Add new `Data.Text.Encoding.decodeLatin1` ISO-8859-1 decoding function #18

Merged
merged 3 commits into from Dec 3, 2012

Projects

None yet

2 participants

@hvr
Contributor
hvr commented Mar 3, 2012

This has about an order of magnitude lower runtime and/or call-overhead as
compared to the more generic text-icu approach, e.g. according to criterion
with GHC 7.4.1 on Linux/x86_64:

  • 12 times faster for empty input strings,
  • 6 times faster for 16-byte strings, and
  • 3 times faster for 1024-byte strings.

decodeLatin1 is also faster compared to using decodeUtf8 for plain ASCII:

  • 2 times faster for 16-byte input strings,
  • ~40% faster for 1024-byte strings.
@hvr
Contributor
hvr commented Mar 3, 2012

...well... wrongly guessed the next pull req sequence number ;-)

@hvr
Contributor
hvr commented Mar 3, 2012

here's the benchmark code I used: https://gist.github.com/1965035

@bos
Owner
bos commented Mar 6, 2012

I'm dubious about this, since it opens the door to "what about every other encoding under the sun?"

By the way, the function is poorly named: Latin1 usually means code page 1252, which is not the same as ISO-8859-1. Encodings are a messy, messy subject, which is why I've been so anxious to keep this stuff confined to a different package.

At least some of the slowness of the encoding handling in text-icu actually comes from the unnecessary copy that's performed (back before I knew that arrays could be pinned during FFI calls). Eliminate that, and I bet you'd see a substantial improvement for all encodings.

@hvr
Contributor
hvr commented Mar 6, 2012

I'm dubious about this, since it opens the door to "what about every other encoding under the sun?"

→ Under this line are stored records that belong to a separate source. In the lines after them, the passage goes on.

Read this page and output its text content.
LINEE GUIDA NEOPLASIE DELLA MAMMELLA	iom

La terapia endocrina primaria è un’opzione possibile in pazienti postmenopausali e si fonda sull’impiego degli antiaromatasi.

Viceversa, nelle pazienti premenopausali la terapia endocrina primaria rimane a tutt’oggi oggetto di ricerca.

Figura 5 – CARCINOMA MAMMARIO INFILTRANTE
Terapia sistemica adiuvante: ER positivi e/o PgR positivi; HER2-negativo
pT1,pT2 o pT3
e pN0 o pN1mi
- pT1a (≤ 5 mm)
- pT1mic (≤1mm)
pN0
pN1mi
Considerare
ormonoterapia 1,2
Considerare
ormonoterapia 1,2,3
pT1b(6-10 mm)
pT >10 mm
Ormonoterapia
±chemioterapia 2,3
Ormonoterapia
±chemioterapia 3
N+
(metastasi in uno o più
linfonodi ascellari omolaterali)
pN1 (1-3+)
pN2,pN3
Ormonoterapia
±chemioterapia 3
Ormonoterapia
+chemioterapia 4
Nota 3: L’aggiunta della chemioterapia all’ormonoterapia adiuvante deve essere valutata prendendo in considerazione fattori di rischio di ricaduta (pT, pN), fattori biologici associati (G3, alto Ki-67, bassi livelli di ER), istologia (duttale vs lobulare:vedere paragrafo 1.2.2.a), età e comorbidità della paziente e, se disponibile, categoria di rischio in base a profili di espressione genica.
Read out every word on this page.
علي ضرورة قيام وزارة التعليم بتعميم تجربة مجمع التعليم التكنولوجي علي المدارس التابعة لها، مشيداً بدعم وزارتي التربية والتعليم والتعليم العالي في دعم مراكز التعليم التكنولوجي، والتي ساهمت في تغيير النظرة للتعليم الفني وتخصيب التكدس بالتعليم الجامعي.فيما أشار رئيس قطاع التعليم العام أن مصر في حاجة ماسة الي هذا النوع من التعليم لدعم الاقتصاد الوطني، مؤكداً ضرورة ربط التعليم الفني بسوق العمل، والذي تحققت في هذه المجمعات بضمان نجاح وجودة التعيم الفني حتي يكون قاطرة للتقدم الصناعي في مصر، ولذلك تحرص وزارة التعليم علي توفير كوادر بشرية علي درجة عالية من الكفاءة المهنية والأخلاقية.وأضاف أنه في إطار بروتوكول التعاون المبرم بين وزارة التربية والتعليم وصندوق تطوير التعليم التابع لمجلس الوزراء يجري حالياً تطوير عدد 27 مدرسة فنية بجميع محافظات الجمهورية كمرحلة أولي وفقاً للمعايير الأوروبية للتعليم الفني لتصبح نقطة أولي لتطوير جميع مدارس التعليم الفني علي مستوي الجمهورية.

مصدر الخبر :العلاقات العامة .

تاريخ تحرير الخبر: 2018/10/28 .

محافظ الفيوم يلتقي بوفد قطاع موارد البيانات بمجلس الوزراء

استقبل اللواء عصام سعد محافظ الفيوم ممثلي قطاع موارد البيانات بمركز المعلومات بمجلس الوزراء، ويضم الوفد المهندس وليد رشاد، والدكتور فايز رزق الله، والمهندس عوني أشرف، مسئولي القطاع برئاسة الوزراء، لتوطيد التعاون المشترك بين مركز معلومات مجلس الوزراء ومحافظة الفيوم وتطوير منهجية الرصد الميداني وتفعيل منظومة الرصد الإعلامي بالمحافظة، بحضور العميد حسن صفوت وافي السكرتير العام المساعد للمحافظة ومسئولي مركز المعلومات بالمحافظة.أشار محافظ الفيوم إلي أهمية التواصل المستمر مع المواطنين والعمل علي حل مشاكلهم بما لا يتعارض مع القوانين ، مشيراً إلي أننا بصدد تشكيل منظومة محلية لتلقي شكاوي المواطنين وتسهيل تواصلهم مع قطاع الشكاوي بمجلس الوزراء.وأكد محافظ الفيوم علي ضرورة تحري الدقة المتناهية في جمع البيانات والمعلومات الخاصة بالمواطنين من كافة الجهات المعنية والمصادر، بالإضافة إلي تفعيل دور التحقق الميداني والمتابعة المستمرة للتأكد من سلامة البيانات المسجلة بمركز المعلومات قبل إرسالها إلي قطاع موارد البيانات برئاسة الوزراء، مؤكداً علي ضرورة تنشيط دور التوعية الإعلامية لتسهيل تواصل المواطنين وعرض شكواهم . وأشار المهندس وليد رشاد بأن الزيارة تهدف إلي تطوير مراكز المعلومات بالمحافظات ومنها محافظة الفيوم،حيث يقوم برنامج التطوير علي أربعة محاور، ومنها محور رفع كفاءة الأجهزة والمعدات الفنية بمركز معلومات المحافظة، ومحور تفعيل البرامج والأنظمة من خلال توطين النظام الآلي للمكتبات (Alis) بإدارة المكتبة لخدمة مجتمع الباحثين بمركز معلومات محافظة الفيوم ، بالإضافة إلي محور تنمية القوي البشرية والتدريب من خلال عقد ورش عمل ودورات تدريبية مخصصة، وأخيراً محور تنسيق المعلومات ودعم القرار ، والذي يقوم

I suspected you'd say something like that... :-)

IMHO, if a decodeUtf8 is part of text then a decodeIso88591 should be too, due to its relationship to the Unicode character set: Unicode was designed in such a way that the lowest 256 code-points correspond exactly to the ISO-8859-1 code-points with the aim to provide a direct upgrade path.

Also, ISO-8859-1 takes a special place imho, as it's the mainstream character set that's used as default (or even only) encoding by various RFCs. Supporting it out of the box (together with UTF8) would be convenient. Also, wikipedia states ISO-8859-1 to be "by far the most popular 8-bit character set in the world"

Moreover, decodeIso88591 is just a two-orders-of-magnitude-or-so faster version of T.pack . B.unpack, having to depend on a rather heavy weight as text-icu to perform this kind of operation seems a bit of overhead (imho).

Finally, decodeIso88591 is even faster than decodeUtf8 for decoding 7-bit ASCII afaics.

...do the arguments above help in convincing you somewhat about the special status of ISO-8859-1, and that it deserves special handling together with the UTF-* and ASCII encodings already supported natively in the text package? :-)

PS: There's one thing I really dislike about the text-icu API: it seems to require to use the IO-monad to select a character set, which forces client code to mess with the IO-monad somehow even if the act of character conversion would otherwise be a pure computation.

By the way, the function is poorly named: Latin1 usually means code page 1252, which is not the same as ISO-8859-1

I wasn't aware of this, do you have any backing reference about Latin1 referring to CP1252? Also, according to wikipedia's ISO-8859-1 entry:

ISO-8859-1 is the IANA preferred charset name for this standard when supplemented with the C0 and C1 control codes from ISO/IEC 6429. The following other aliases are registered for ISO-8859-1: ISO_8859-1, iso-ir-100, csISOLatin1, latin1, l1, IBM819, CP819.

@bos
Owner
bos commented Mar 6, 2012

See the Wikipedia page for info on the confusion around CP1252.

@hvr
Contributor
hvr commented Mar 8, 2012

See the Wikipedia page for info on the confusion around CP1252.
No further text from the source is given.